Pediatric Procedural Sedation is Safe for Emergency Department Procedures without Fasting

The American College of Physicians (ACEP) has previously published guidelines in October 2013 about Procedural Sedation and Analgesia. In these guidelines, they provided Level B recommendations that state, “Do not delay procedural sedation in adults or pediatrics in the ED based on fasting time.  Preprocedural fasting for any duration has not demonstrated a reduction in the risk of emesis or aspiration when administering procedural sedation and analgesia.”1 Based on these guidelines, emergency physicians and hospitalists have felt safe performing bedside procedures in adults using moderate-deep procedural sedation without waiting any prespecified period of pre-procedural fasting. Clinicians have always been more hesitant sedating children who are undergoing similar procedures.

A new retrospective cohort study from the University of Tennessee confirms that preprocedural fasting prior to moderate-deep procedural sedation in children does not reduce adverse outcomes and dramatically increases the ED length of stay.  The investigators analyzed 2674 patients admitted to the University of Tennessee ED with orthopedic injuries and categorized the patients into three groups: Group 1 had already met the American Society of Anesthesiologists (ASA) fasting guidelines on ED presentation (25%); Group II underwent procedural sedation not within the ASA guidelines (21%); Group III fasted in the ED until they me the ASA fasting guidelines prior to procedural sedation (54%). The orthopedic procedures that were performed included extremity fracture reductions, joint dislocation reductions, digit repairs, arthrocentesis and casting procedures.

The sedation used included ketamine alone, ketamine + propofol (ketofol), propofol alone, or etomidate. Each group had a similar number of adverse events with emesis and transient hypoxia as the most common adverse events. All episodes of hypoxia were effectively managed with stimulation and jaw thrust maneuvers. There were no episodes of aspiration or need for positive pressure ventilation.

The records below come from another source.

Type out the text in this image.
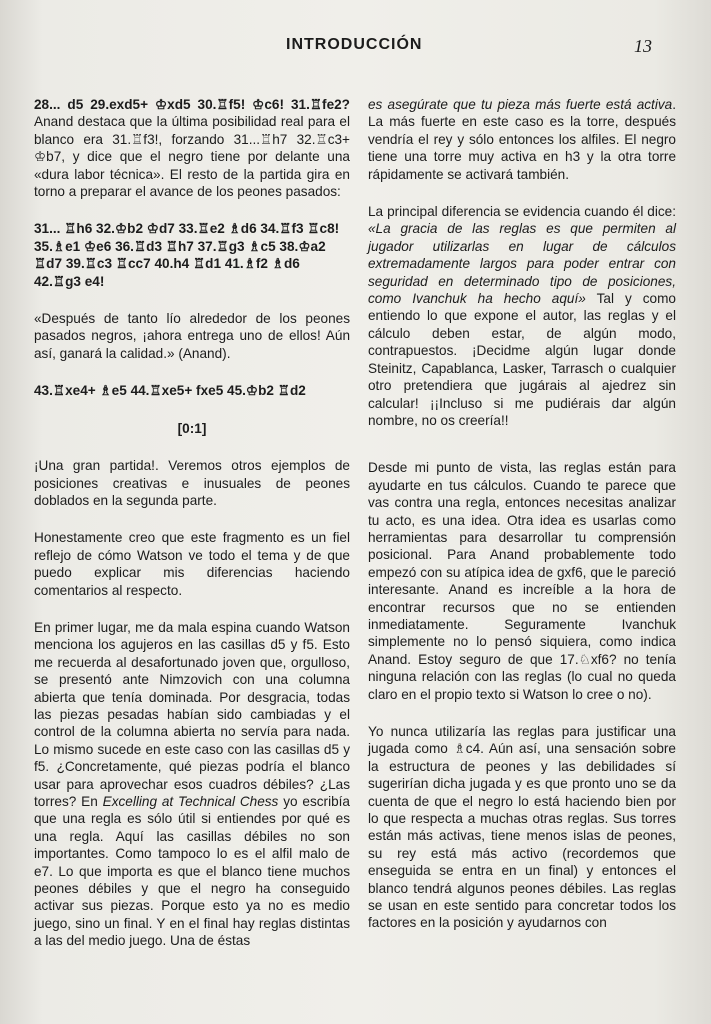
INTRODUCCIÓN	13

28... d5 29.exd5+ ♔xd5 30.♖f5! ♔c6! 31.♖fe2? Anand destaca que la última posibilidad real para el blanco era 31.♖f3!, forzando 31...♖h7 32.♖c3+ ♔b7, y dice que el negro tiene por delante una «dura labor técnica». El resto de la partida gira en torno a preparar el avance de los peones pasados:

31... ♖h6 32.♔b2 ♔d7 33.♖e2 ♗d6 34.♖f3 ♖c8! 35.♗e1 ♔e6 36.♖d3 ♖h7 37.♖g3 ♗c5 38.♔a2 ♖d7 39.♖c3 ♖cc7 40.h4 ♖d1 41.♗f2 ♗d6 42.♖g3 e4!

«Después de tanto lío alrededor de los peones pasados negros, ¡ahora entrega uno de ellos! Aún así, ganará la calidad.» (Anand).

43.♖xe4+ ♗e5 44.♖xe5+ fxe5 45.♔b2 ♖d2

[0:1]

¡Una gran partida!. Veremos otros ejemplos de posiciones creativas e inusuales de peones doblados en la segunda parte.

Honestamente creo que este fragmento es un fiel reflejo de cómo Watson ve todo el tema y de que puedo explicar mis diferencias haciendo comentarios al respecto.

En primer lugar, me da mala espina cuando Watson menciona los agujeros en las casillas d5 y f5. Esto me recuerda al desafortunado joven que, orgulloso, se presentó ante Nimzovich con una columna abierta que tenía dominada. Por desgracia, todas las piezas pesadas habían sido cambiadas y el control de la columna abierta no servía para nada. Lo mismo sucede en este caso con las casillas d5 y f5. ¿Concretamente, qué piezas podría el blanco usar para aprovechar esos cuadros débiles? ¿Las torres? En Excelling at Technical Chess yo escribía que una regla es sólo útil si entiendes por qué es una regla. Aquí las casillas débiles no son importantes. Como tampoco lo es el alfil malo de e7. Lo que importa es que el blanco tiene muchos peones débiles y que el negro ha conseguido activar sus piezas. Porque esto ya no es medio juego, sino un final. Y en el final hay reglas distintas a las del medio juego. Una de éstas

es asegúrate que tu pieza más fuerte está activa. La más fuerte en este caso es la torre, después vendría el rey y sólo entonces los alfiles. El negro tiene una torre muy activa en h3 y la otra torre rápidamente se activará también.

La principal diferencia se evidencia cuando él dice: «La gracia de las reglas es que permiten al jugador utilizarlas en lugar de cálculos extremadamente largos para poder entrar con seguridad en determinado tipo de posiciones, como Ivanchuk ha hecho aquí» Tal y como entiendo lo que expone el autor, las reglas y el cálculo deben estar, de algún modo, contrapuestos. ¡Decidme algún lugar donde Steinitz, Capablanca, Lasker, Tarrasch o cualquier otro pretendiera que jugárais al ajedrez sin calcular! ¡¡Incluso si me pudiérais dar algún nombre, no os creería!!

Desde mi punto de vista, las reglas están para ayudarte en tus cálculos. Cuando te parece que vas contra una regla, entonces necesitas analizar tu acto, es una idea. Otra idea es usarlas como herramientas para desarrollar tu comprensión posicional. Para Anand probablemente todo empezó con su atípica idea de gxf6, que le pareció interesante. Anand es increíble a la hora de encontrar recursos que no se entienden inmediatamente. Seguramente Ivanchuk simplemente no lo pensó siquiera, como indica Anand. Estoy seguro de que 17.♘xf6? no tenía ninguna relación con las reglas (lo cual no queda claro en el propio texto si Watson lo cree o no).

Yo nunca utilizaría las reglas para justificar una jugada como ♗c4. Aún así, una sensación sobre la estructura de peones y las debilidades sí sugerirían dicha jugada y es que pronto uno se da cuenta de que el negro lo está haciendo bien por lo que respecta a muchas otras reglas. Sus torres están más activas, tiene menos islas de peones, su rey está más activo (recordemos que enseguida se entra en un final) y entonces el blanco tendrá algunos peones débiles. Las reglas se usan en este sentido para concretar todos los factores en la posición y ayudarnos con
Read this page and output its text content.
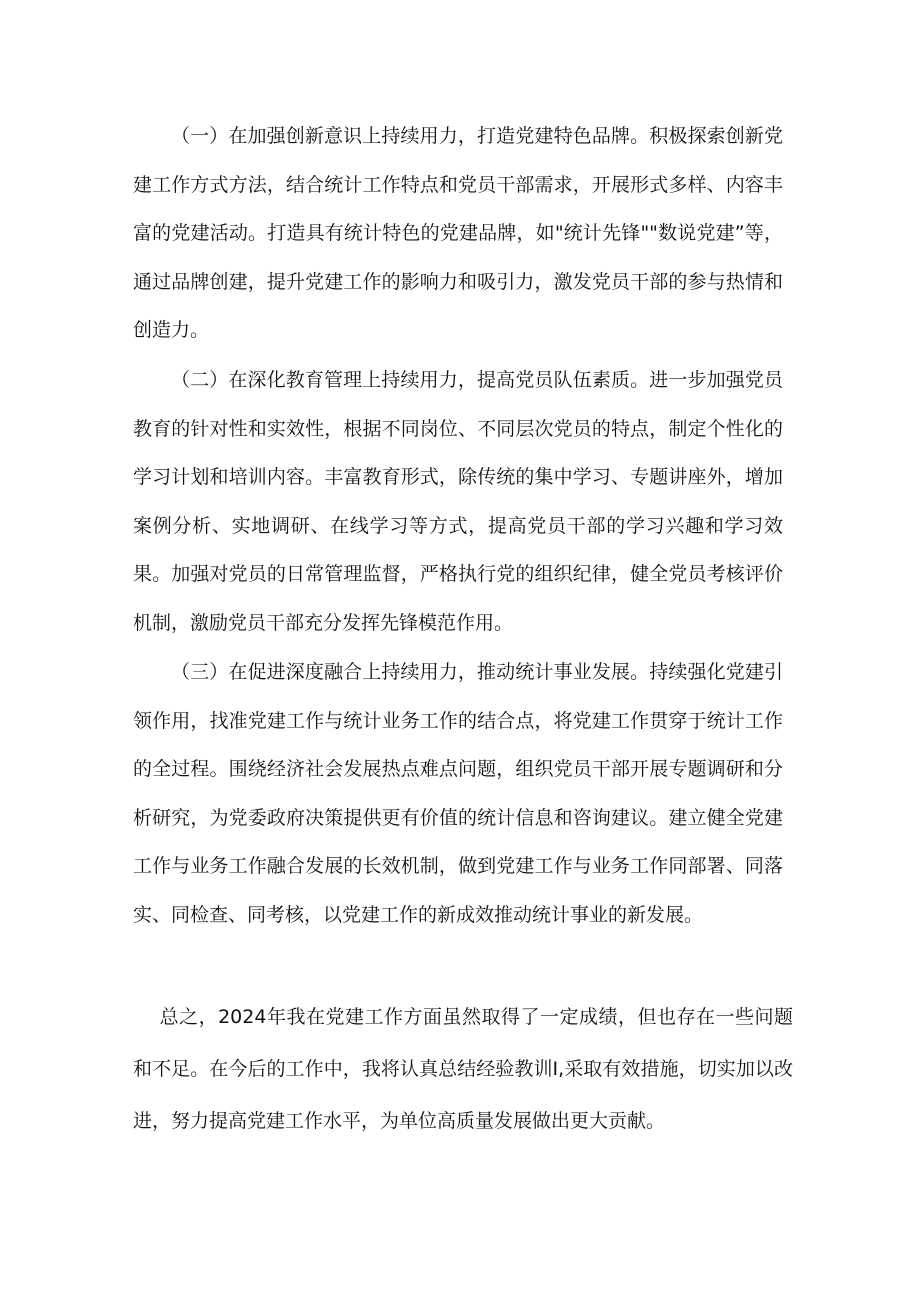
（一）在加强创新意识上持续用力，打造党建特色品牌。积极探索创新党建工作方式方法，结合统计工作特点和党员干部需求，开展形式多样、内容丰富的党建活动。打造具有统计特色的党建品牌，如"统计先锋""数说党建”等，通过品牌创建，提升党建工作的影响力和吸引力，激发党员干部的参与热情和创造力。

（二）在深化教育管理上持续用力，提高党员队伍素质。进一步加强党员教育的针对性和实效性，根据不同岗位、不同层次党员的特点，制定个性化的学习计划和培训内容。丰富教育形式，除传统的集中学习、专题讲座外，增加案例分析、实地调研、在线学习等方式，提高党员干部的学习兴趣和学习效果。加强对党员的日常管理监督，严格执行党的组织纪律，健全党员考核评价机制，激励党员干部充分发挥先锋模范作用。

（三）在促进深度融合上持续用力，推动统计事业发展。持续强化党建引领作用，找准党建工作与统计业务工作的结合点，将党建工作贯穿于统计工作的全过程。围绕经济社会发展热点难点问题，组织党员干部开展专题调研和分析研究，为党委政府决策提供更有价值的统计信息和咨询建议。建立健全党建工作与业务工作融合发展的长效机制，做到党建工作与业务工作同部署、同落实、同检查、同考核，以党建工作的新成效推动统计事业的新发展。

总之，2024年我在党建工作方面虽然取得了一定成绩，但也存在一些问题和不足。在今后的工作中，我将认真总结经验教训I,采取有效措施，切实加以改进，努力提高党建工作水平，为单位高质量发展做出更大贡献。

The most important difference between the groups is that Group III (the group that fasted in the ED) had an average length of stay about 1.5 hours longer than the other two groups. This is obviously significant in a busy ED. In summary, this study confirmed the recommendations by ACEP that procedural sedation can be safely performed in both adults and children without any specified preprocedural fasting.

Reference:

  1. Godwin SA et al. Clinical Policy: procedural sedation and analgesia in the emergency department. Ann Emer Med. 2014; 63: 247-258
  2. Stewart RJ et al. Hunger Games: Impact of Fasting Guidelines for Orthopedic Procedural Sedation in the Pediatric Emergency Department. J Emer Med. 2021; 60 (4): 436-443.